By: Derek Hawkins//August 16, 2017//
7th Circuit Court of Appeals
Case Name: George Bellevue v. Universal Health Services of Hartgrove, Inc.
Case No.: 15-3473
Officials: BAUER, EASTERBROOK, and HAMILTON, Circuit Judges
Focus: Sufficiency of Evidence
Relator and plaintiff‐appellant George Bellevue filed a qui tam action under the False Claims Act (FCA), 31 U.S.C. § 3729 et seq., and its Illinois analog, the Illinois False Claims Act (IFCA), 740 Ill. Comp. Stat. 175/1 et seq., on behalf of the United States and the State of Illinois against defendant‐appellee Universal Health Services of Hartgrove, Incorporated (“Hartgrove”).

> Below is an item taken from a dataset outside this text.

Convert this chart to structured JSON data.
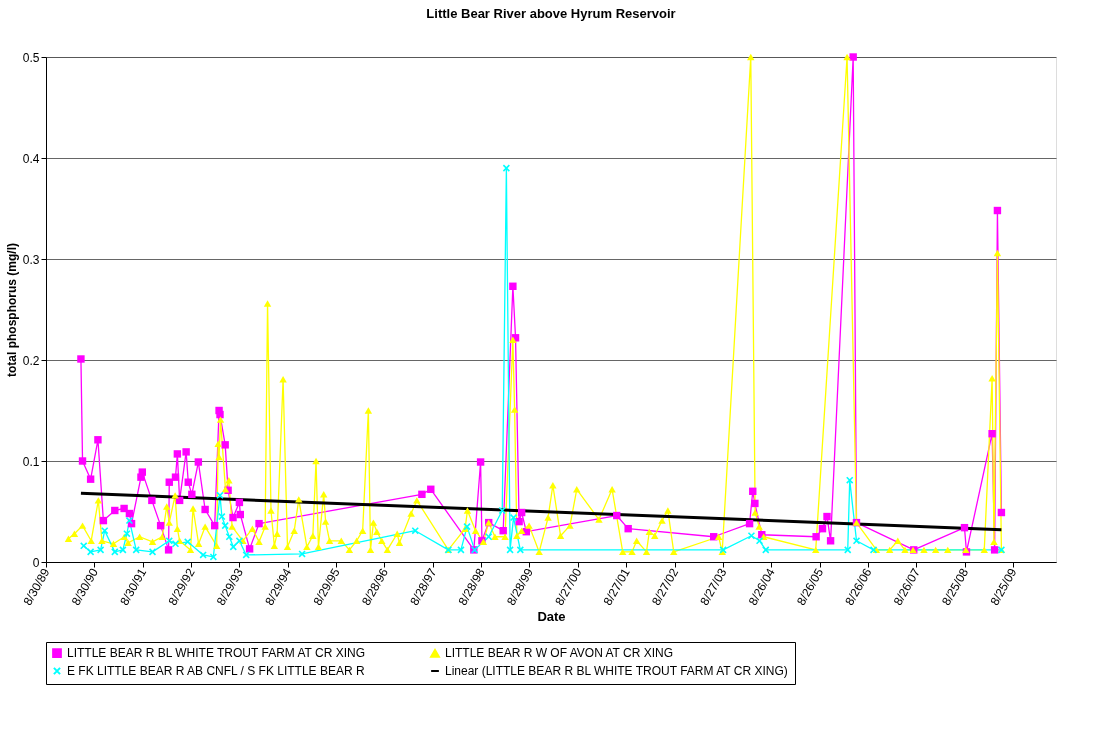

Bellevue argues that Hartgrove violated the FCA under a number of theories, including false certification and fraudulent inducement. The district court granted Hartgrove’s motion to dismiss the complaint for failure to state a claim of fraud with particularity as required by Federal Rules of Civil Procedure 12(b)(6) and 9(b).
In that case, we found that because the plaintiff’s allegations were “substantially similar to” the publicly disclosed allegations, the plaintiff did not “materially add” to the public disclosure and could not be an original source. 815 F.3d at 283 (citation omitted). This conclusion applies with equal force here, and Bellevue has not provided a reason to diverge from it. Thus, we find that Bellevue is not an original source of the allegations, and his FCA and IFCA claims are precluded by the public‐disclosure bar. The allegations in this case fall within the public‐disclosure bar to the FCA, and, therefore, the district court properly dismissed the amended complaint with prejudice. The judgment of the district court is AFFIRMED.